/famf

Feature-aware Matrix Factorization Model

Primary LanguageJavaGNU General Public License v3.0GPL-3.0

Feature-aware Matrix Factorization Model

This is the implementation based on the following paper:

Tao Chen, Xiangnan He and Min-Yen Kan (2016). Context-aware Image Tweet Modelling and Recommendation. In Proceedings of the 24th ACM International Conference on Multimedia (MM'16), Amsterdam, The Netherlands.

We have additionally released two datasets used in our paper:

Please cite our MM'16 paper if you use our code or datasets. Thanks!

Author: Tao Chen (http://www.cs.jhu.edu/~taochen)

Usage

We implemented three feature-aware matrix factorization (FAMF) models that use different features.

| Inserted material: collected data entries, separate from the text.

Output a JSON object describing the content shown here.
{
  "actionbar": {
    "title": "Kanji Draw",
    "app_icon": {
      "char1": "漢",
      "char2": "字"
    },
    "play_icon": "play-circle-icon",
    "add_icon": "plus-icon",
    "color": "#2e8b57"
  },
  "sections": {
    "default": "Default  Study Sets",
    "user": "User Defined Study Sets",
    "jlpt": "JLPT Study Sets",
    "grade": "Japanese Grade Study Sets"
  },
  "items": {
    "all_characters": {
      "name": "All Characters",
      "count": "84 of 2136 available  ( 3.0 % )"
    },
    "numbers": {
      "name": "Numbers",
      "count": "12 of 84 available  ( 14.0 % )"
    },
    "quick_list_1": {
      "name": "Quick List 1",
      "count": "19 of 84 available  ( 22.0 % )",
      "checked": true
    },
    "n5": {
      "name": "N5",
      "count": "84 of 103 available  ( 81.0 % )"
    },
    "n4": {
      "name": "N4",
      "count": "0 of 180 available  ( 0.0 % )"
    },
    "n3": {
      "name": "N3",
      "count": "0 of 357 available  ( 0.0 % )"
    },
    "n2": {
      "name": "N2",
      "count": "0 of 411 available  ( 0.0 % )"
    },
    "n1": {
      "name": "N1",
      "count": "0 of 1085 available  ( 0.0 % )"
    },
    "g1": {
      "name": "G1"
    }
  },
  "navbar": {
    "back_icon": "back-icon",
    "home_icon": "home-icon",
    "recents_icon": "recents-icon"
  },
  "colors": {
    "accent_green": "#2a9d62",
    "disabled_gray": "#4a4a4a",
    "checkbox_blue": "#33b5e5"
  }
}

Model Configuration File Features
Text text.conf Post's contextual words
Visual visual.conf Image's visual tags
TextVisual text_visual.conf The combination of contextual words and visual tags

Dataset Preparation

If you are using our dataset, please:

  • Crawl the tweets and images from Twitter
  • Extract necessary features
  • Generate training and test set

The required input files vary from one model to another. Please refer to model configuration file for details. We list the format of rating and feature file in the below:

  • Rating file format

Each line contains one positive tweet and its paired N negative tweets for a particular user. Each rating consists of four elements: user, post ID, publisher (the author of the post), and the rating (1 denotes the user has retweeted the tweet, 0 not retweeted). The negative tweets could be sampled by our time-aware negative sampling algorithm (detailed in the paper).

user_1 486447896191959040 pub_65893 1,user_1 486619477933838336 pub_18 0,user_1 486596611431477248 pub_22 0,user_1 486602569419333632 pub_21 0,user_1 486532028570275840 pub_45 0...

  • Feature file format

Each line contains the post ID followed by the feature ID, which is the index of contextual words or visual tags. Therfore, feature ID should be continuous integer [0, W), where W is the number of features for a particular type.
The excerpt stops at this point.